All I could do was hold her hand and tell her help were on its way. But I just felt helpless, really helpless. And it seemed like they were never gonna get to us. It seemed to go on for ever, until the ambulance men came and properly sedated her. And, God, Eddie, the smell of it will never leave me. The smell of burning flesh.’
‘Shit,’ I said, trying to picture the scene. ‘What did you tell them
when they got there? Didn’t they want to call the police?’
Kevin’s eyes dropped back down to the floor. ‘I had to make up a lie, Eddie. I had to tell them I thought it were an accident.’
‘Why?’
‘’Cos I were trying to protect her, of course,’ he shouted. ‘Sorry,’ he stopped himself short. ‘You don’t get it, do you? I couldn’t tell them anything else ‘cos I knew she’d been tekking heroin. And
I knew there’d be some in the house. And the last thing that I wanted was for her to wake up, with half her face burned off, to find she were under arrest.
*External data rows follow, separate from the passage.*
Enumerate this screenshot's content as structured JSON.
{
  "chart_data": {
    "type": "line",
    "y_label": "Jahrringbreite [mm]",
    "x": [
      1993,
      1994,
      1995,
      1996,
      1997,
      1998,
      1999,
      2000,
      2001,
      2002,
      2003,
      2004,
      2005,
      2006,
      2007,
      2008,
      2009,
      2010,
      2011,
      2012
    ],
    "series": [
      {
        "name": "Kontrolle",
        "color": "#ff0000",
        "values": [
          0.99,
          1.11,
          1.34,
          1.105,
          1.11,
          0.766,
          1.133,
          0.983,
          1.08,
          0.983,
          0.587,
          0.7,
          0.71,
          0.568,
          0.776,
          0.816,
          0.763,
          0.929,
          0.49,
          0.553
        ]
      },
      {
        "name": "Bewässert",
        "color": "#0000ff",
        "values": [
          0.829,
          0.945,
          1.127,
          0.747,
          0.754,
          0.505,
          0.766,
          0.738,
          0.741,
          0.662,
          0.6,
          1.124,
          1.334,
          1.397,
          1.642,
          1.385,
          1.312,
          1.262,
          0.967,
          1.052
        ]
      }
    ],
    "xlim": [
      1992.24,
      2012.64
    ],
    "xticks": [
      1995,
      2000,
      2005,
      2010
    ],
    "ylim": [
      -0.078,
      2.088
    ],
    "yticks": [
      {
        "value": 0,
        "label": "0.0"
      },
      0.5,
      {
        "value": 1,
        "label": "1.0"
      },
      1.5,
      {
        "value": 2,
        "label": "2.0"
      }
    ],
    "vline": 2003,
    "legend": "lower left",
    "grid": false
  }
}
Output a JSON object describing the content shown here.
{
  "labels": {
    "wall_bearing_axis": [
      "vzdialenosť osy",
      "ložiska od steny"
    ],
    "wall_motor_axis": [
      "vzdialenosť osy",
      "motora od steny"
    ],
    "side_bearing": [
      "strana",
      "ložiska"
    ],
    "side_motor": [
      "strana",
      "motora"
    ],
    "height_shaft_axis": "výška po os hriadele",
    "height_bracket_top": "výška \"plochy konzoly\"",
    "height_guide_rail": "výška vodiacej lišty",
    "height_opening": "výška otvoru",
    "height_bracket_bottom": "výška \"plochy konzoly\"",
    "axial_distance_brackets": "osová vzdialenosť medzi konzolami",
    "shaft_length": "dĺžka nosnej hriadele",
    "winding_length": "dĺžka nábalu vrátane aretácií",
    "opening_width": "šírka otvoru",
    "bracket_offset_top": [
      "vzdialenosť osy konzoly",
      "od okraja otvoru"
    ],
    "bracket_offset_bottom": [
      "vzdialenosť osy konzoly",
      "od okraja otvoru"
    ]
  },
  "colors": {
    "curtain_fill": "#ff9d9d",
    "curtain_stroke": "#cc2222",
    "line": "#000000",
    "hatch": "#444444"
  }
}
Funnily enough,’ he shrugged, ‘the doctor told me later that it were probably a mercy she were so off her face. It had numbed her, apparently. Stopped her feeling the pain so much when she came around. Some mercy, eh?’
‘Oh God,’ I said. ‘I’m
so sorry, Kevin. No wonder you didn’t want to go into it.’
‘No,’ he agreed. ‘But if you want to know the truth, that’s what Vince was capable of.’
There was a pause while we both necked what was left of our drinks and I lit a cigarette.
‘So what happened next?’ I finally asked. ‘How come the others didn’t know anything about it?’
‘Well,’ said Kevin. ‘I spent the whole night up the hospital
with her, St Mary’s in Paddington. Horrible place, that. When she finally came round and was allowed to speak to me, she begged me not to tell anyone.’
‘What? Why?’
‘I never did understand her reasoning. I think…I dunno. I think she were probably ashamed. Ashamed she’d let herself get into such a position. You know, Rachel came from a really good family. She were a really bright person. She
were studying at St Martin’s while we were in that squat. That’s what her parents thought she were doing, mekking a career for herself in art world.’
He gave a harsh, humourless laugh.
‘And they were about to come down and find out different. Imagine what they must have thought.’
This time, the
déjà vu
was deafening. This was almost exactly what Helen had said about Sylvana. There was a pattern
here. Rich, awkward, artistic women coming to a horrible end when they met Vince Smith. This book I was writing was changing every time I did a new interview. It was on a horrible downer, a dream mutating into violence and ruined lives. Was there ever a music biz story that didn’t end up this way?
‘And anyway,’ Kevin went on, ‘when I finally get back to the house, there’s a whole other world
of drama going on. Some bloody Scotsman and a mad woman called Donna trying to kick bloody door in ‘cos Vince has copped off and disappeared with some bird called Sylvana. On the same bloody night he did that to Rachel.’
‘That’s unbelievable,’ I said.
‘Not if you don’t have a conscience.’
There was another, awkward silence.
‘Do you want another drink?’ I offered. I knew I bloody needed one.
‘Yeah. Thanks, Eddie. I’ll have another mineral water.’
‘You sure you don’t want anything stronger?’
He looked at me like I was stupid.
‘Do you really wonder why I don’t?’
This time it was me who had to look away. ‘No, I’m sorry, Kevin. No, I don’t.’
I went back downstairs, my head in a spin.
Stokey Ramone was asleep with his head on the bar. Kiwi Richard was polishing glasses, nodding his
head along to ‘Sweet Home Alabama’.
‘Same again?’ he asked brightly when he saw me.
‘Yeah,’ I said, trying to raise a smile.